Signs a Dog is Dying of Cancer
According to the American Kennel Club (AKC) Canine Health Foundation, cancer is the leading cause of death in older dogs; about 30% of all dogs over the age of 7 years will experience cancer at some point…Incidence rates vary by breed, with some breeds more prone to cancer.
The most common types of cancer in dogs includes:
- Soft tissue sarcoma
- Canine bladder cancer
- Mammary tumors
What are the signs your fur baby could be dying of cancer? Here are the most common symptoms to watch for:
- Abnormal swelling of any type, which appears to grow: this is an indication of a mass or lump under the skin.
- Sores that don’t heal: these may be small sores or wounds, which don’t respond to antibiotic treatment. This type of sore may also be found near a dog’s nail(s).
- Weight loss: any kind of unexplained weight loss can indicate cancer. This could be due to tumors or other issues.
- Loss of appetite: a mass pushing on any part of the digestive tract can cause a dog to lose his appetite. He may stop eating altogether.
- Difficulty swallowing or eating: this could be caused by a mass or tumor in the dog’s neck, which puts pressure on his throat. It can possibly cause a dog to have trouble eating and/or swallowing.
- Bleeding or discharge from body opening: bleeding from the nose or another area can be a sign of cancer in dogs.
- Offensive odor: a dog with cancer may develop bad body odor, which can be caused by pus, infection and bacteria along with the cancer.
- Loss of energy: dogs frequently start to slow down when they’re not feeling well. Dogs with cancer may experience loss of energy and stamina.

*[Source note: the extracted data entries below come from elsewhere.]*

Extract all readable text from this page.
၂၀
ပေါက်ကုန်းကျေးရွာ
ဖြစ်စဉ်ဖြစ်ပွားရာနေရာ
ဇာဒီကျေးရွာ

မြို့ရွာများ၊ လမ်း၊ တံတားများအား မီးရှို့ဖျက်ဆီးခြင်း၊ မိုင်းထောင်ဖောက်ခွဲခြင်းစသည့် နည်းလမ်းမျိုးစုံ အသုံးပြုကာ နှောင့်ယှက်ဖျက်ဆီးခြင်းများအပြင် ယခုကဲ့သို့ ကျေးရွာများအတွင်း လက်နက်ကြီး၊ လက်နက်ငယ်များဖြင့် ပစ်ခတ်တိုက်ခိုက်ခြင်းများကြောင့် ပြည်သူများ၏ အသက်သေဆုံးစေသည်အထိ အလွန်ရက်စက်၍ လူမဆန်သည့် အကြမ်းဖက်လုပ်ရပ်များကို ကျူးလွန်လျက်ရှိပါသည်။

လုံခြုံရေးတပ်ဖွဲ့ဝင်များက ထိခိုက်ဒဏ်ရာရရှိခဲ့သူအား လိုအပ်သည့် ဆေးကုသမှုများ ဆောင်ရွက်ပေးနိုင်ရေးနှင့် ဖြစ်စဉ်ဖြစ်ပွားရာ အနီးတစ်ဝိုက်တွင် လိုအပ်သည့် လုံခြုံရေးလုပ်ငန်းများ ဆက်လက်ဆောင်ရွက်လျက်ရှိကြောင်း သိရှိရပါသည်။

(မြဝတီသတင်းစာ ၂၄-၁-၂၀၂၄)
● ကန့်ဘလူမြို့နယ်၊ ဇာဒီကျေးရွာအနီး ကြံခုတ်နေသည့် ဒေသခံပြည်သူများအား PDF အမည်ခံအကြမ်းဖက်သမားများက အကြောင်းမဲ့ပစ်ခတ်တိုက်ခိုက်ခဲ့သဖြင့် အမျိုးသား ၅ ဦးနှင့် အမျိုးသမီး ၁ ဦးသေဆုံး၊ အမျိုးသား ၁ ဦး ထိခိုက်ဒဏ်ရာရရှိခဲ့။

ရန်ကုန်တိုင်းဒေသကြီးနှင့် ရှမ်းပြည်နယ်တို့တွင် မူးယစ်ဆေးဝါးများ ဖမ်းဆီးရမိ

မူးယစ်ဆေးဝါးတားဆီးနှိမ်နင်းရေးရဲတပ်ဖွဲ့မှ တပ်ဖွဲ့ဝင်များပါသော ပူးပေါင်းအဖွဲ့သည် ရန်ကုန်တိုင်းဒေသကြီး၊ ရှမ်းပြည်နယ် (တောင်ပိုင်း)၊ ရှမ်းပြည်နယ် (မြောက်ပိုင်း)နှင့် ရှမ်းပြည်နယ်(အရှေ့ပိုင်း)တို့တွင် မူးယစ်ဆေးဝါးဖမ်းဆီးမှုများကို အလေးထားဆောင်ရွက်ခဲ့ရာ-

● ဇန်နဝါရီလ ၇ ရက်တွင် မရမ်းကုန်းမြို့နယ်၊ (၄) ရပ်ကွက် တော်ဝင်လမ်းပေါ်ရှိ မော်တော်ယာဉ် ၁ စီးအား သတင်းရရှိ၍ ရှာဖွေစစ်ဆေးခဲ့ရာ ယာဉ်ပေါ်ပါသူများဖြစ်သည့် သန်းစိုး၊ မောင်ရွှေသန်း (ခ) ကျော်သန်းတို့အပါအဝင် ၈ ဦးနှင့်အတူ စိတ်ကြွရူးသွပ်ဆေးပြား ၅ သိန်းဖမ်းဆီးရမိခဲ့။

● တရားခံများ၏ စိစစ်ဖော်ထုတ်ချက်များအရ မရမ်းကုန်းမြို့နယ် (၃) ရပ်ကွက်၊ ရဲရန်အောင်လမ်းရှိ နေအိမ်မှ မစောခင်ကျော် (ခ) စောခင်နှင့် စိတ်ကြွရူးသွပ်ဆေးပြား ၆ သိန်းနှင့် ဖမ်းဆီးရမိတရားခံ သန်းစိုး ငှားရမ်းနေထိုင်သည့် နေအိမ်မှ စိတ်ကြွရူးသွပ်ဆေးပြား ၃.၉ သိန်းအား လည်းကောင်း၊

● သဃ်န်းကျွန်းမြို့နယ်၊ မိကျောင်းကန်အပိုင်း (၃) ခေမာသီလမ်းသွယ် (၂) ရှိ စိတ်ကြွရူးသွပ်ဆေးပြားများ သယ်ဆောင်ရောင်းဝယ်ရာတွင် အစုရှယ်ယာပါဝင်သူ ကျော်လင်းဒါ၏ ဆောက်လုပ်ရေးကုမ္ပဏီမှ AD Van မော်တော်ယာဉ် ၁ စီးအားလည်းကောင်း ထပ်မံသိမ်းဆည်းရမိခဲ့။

- Lameness or stiffness: another common symptom of canine cancer is persistent lameness or stiffness. This can be caused by bone pain and swelling in the legs caused by the cancer.

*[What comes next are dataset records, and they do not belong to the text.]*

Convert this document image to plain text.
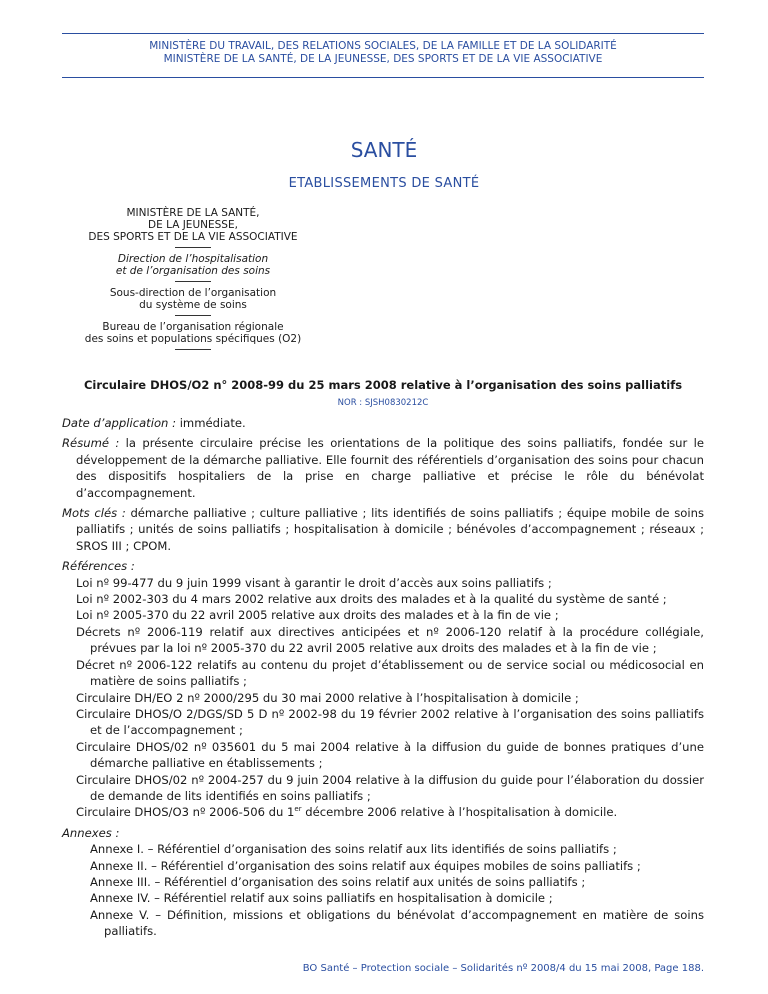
MINISTÈRE DU TRAVAIL, DES RELATIONS SOCIALES, DE LA FAMILLE ET DE LA SOLIDARITÉ
MINISTÈRE DE LA SANTÉ, DE LA JEUNESSE, DES SPORTS ET DE LA VIE ASSOCIATIVE
SANTÉ
ETABLISSEMENTS DE SANTÉ
MINISTÈRE DE LA SANTÉ,
DE LA JEUNESSE,
DES SPORTS ET DE LA VIE ASSOCIATIVE
Direction de l’hospitalisation
et de l’organisation des soins
Sous-direction de l’organisation
du système de soins
Bureau de l’organisation régionale
des soins et populations spécifiques (O2)
Circulaire DHOS/O2 n° 2008-99 du 25 mars 2008 relative à l’organisation des soins palliatifs
NOR : SJSH0830212C

Date d’application : immédiate.

Résumé : la présente circulaire précise les orientations de la politique des soins palliatifs, fondée sur le développement de la démarche palliative. Elle fournit des référentiels d’organisation des soins pour chacun des dispositifs hospitaliers de la prise en charge palliative et précise le rôle du bénévolat d’accompagnement.

Mots clés : démarche palliative ; culture palliative ; lits identifiés de soins palliatifs ; équipe mobile de soins palliatifs ; unités de soins palliatifs ; hospitalisation à domicile ; bénévoles d’accompagnement ; réseaux ; SROS III ; CPOM.

Références :

Loi nº 99-477 du 9 juin 1999 visant à garantir le droit d’accès aux soins palliatifs ;

Loi nº 2002-303 du 4 mars 2002 relative aux droits des malades et à la qualité du système de santé ;

Loi nº 2005-370 du 22 avril 2005 relative aux droits des malades et à la fin de vie ;

Décrets nº 2006-119 relatif aux directives anticipées et nº 2006-120 relatif à la procédure collégiale, prévues par la loi nº 2005-370 du 22 avril 2005 relative aux droits des malades et à la fin de vie ;

Décret nº 2006-122 relatifs au contenu du projet d’établissement ou de service social ou médicosocial en matière de soins palliatifs ;

Circulaire DH/EO 2 nº 2000/295 du 30 mai 2000 relative à l’hospitalisation à domicile ;

Circulaire DHOS/O 2/DGS/SD 5 D nº 2002-98 du 19 février 2002 relative à l’organisation des soins palliatifs et de l’accompagnement ;

Circulaire DHOS/02 nº 035601 du 5 mai 2004 relative à la diffusion du guide de bonnes pratiques d’une démarche palliative en établissements ;

Circulaire DHOS/02 nº 2004-257 du 9 juin 2004 relative à la diffusion du guide pour l’élaboration du dossier de demande de lits identifiés en soins palliatifs ;

Circulaire DHOS/O3 nº 2006-506 du 1er décembre 2006 relative à l’hospitalisation à domicile.

Annexes :

Annexe I. – Référentiel d’organisation des soins relatif aux lits identifiés de soins palliatifs ;

Annexe II. – Référentiel d’organisation des soins relatif aux équipes mobiles de soins palliatifs ;

Annexe III. – Référentiel d’organisation des soins relatif aux unités de soins palliatifs ;

Annexe IV. – Référentiel relatif aux soins palliatifs en hospitalisation à domicile ;

Annexe V. – Définition, missions et obligations du bénévolat d’accompagnement en matière de soins palliatifs.

BO Santé – Protection sociale – Solidarités nº 2008/4 du 15 mai 2008, Page 188.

- Difficulty breathing or going potty: can be caused by a mass pressing on a dog’s throat, lung, bladder, urethra or rectum/anus.

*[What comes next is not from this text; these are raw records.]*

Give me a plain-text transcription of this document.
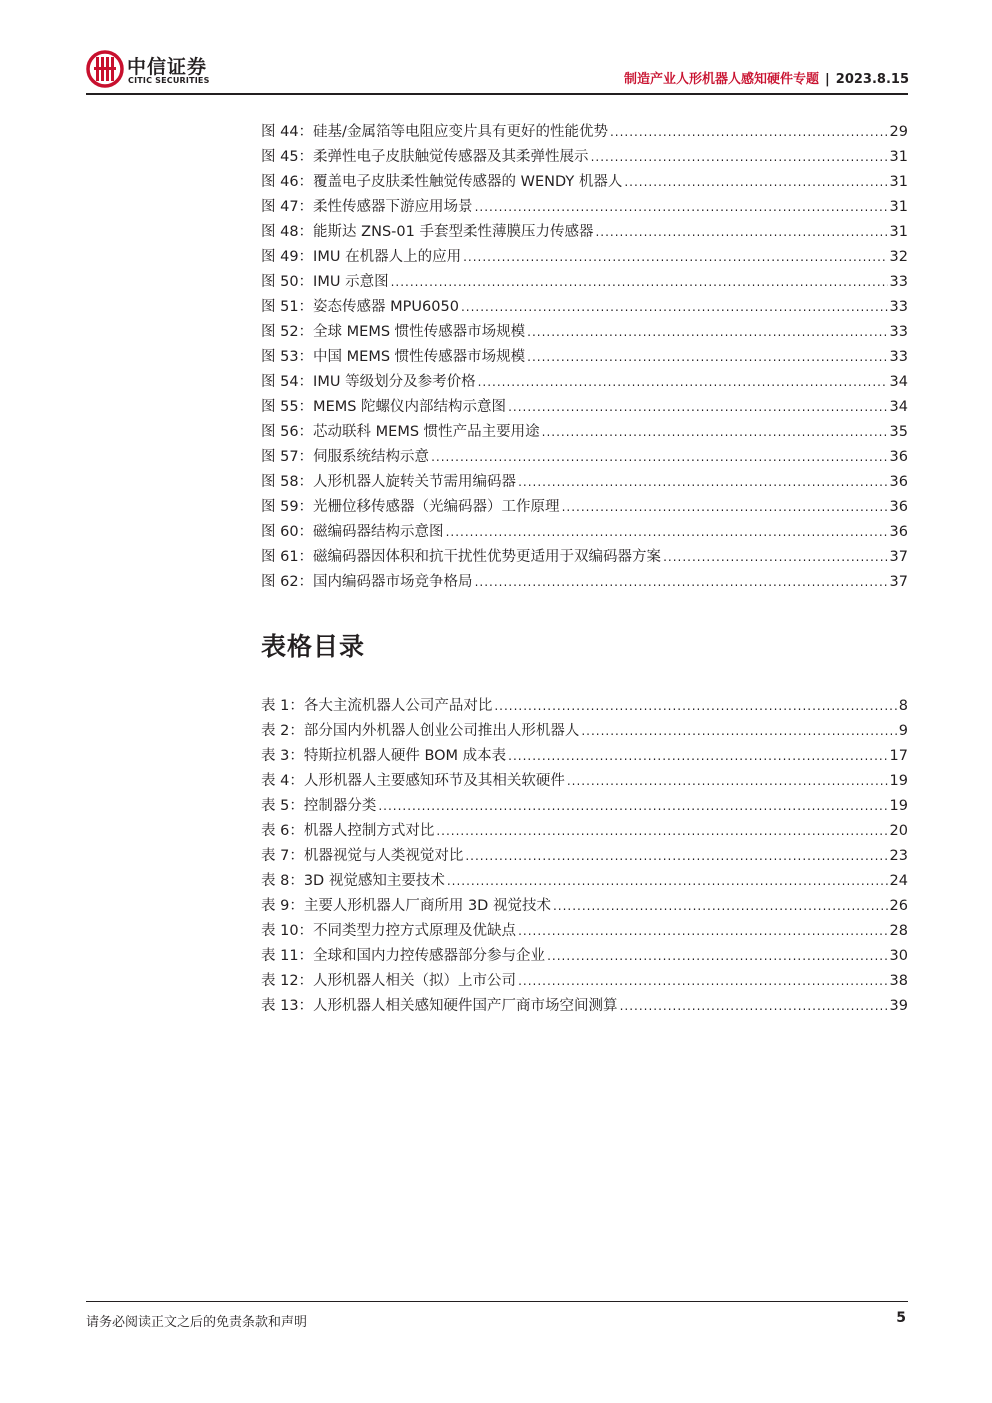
中信证券
CITIC SECURITIES	制造产业人形机器人感知硬件专题 | 2023.8.15
图 44：硅基/金属箔等电阻应变片具有更好的性能优势 .....	29
图 45：柔弹性电子皮肤触觉传感器及其柔弹性展示 .....	31
图 46：覆盖电子皮肤柔性触觉传感器的 WENDY 机器人 .....	31
图 47：柔性传感器下游应用场景 .....	31
图 48：能斯达 ZNS-01 手套型柔性薄膜压力传感器 .....	31
图 49：IMU 在机器人上的应用 .....	32
图 50：IMU 示意图 .....	33
图 51：姿态传感器 MPU6050 .....	33
图 52：全球 MEMS 惯性传感器市场规模 .....	33
图 53：中国 MEMS 惯性传感器市场规模 .....	33
图 54：IMU 等级划分及参考价格 .....	34
图 55：MEMS 陀螺仪内部结构示意图 .....	34
图 56：芯动联科 MEMS 惯性产品主要用途 .....	35
图 57：伺服系统结构示意 .....	36
图 58：人形机器人旋转关节需用编码器 .....	36
图 59：光栅位移传感器（光编码器）工作原理 .....	36
图 60：磁编码器结构示意图 .....	36
图 61：磁编码器因体积和抗干扰性优势更适用于双编码器方案 .....	37
图 62：国内编码器市场竞争格局 .....	37
表格目录
表 1：各大主流机器人公司产品对比 .....	8
表 2：部分国内外机器人创业公司推出人形机器人 .....	9
表 3：特斯拉机器人硬件 BOM 成本表 .....	17
表 4：人形机器人主要感知环节及其相关软硬件 .....	19
表 5：控制器分类 .....	19
表 6：机器人控制方式对比 .....	20
表 7：机器视觉与人类视觉对比 .....	23
表 8：3D 视觉感知主要技术 .....	24
表 9：主要人形机器人厂商所用 3D 视觉技术 .....	26
表 10：不同类型力控方式原理及优缺点 .....	28
表 11：全球和国内力控传感器部分参与企业 .....	30
表 12：人形机器人相关（拟）上市公司 .....	38
表 13：人形机器人相关感知硬件国产厂商市场空间测算 .....	39
请务必阅读正文之后的免责条款和声明	5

It’s important to call your vet if your dog is showing any of these symptoms. Cancer that’s caught early can be treated successfully, which could help prolong his life.Check Price on Amazon
Signs Dog is Dying of Heart Failure
Congestive heart failure is another common health problem that faces older dogs. This health problem is usually caused by aging valves in a dog’s heart. Leaky valves can cause blood to backup, causing fluid retention and even a heart murmur. This disease has two stages: early and late:
Early Symptoms of Heart Failure:
- Increased sleeping
- Coughing (most often at night or in the early morning)
- Weight loss
- Fainting spells
Late Stage Symptoms of Congestive Heart Failure:
- Distended abdomen
- Blue or gray gums
- Swelling in the legs
- Weight loss (severe)
- Difficulty breathing
- Fluid in the lungs
If your dog develops any of these symptoms, it’s time to call the vet. Your fur baby needs to be checked out as soon as possible.
Canine congestive heart failure can be treated, which will necessitate a variety of medications and supplements. These work to extend a dog’s life but cannot heal the heart.
Dog End of Life Care
Dying goes at its own pace; some dogs may pass quickly, while others may continue to live for weeks or months. There’s no way to predict when the end will come. It’s a time of worry, grief, and difficulty for pet parents and their families. You may even wonder if you’ll be able to spot the signs; however, rest assured that when the time comes, you will know.
Near the end of life, it’s important to consider your dog’s overall quality of life. It may be necessary to consider euthanasia at some point. This is so very hard—no words can describe the feelings we go through when considering this option. However, to be a responsible pet parent you must put your pup’s well being ahead of your emotions and grief. You want to keep his suffering to a minimum. It’s horribly difficult decision, but sometimes it’s the best option to let our fur babies go peacefully. We hope this guide helps you understand what happens during a dog’s end of life, and we send our thoughts and prayers to you and your sweet pup.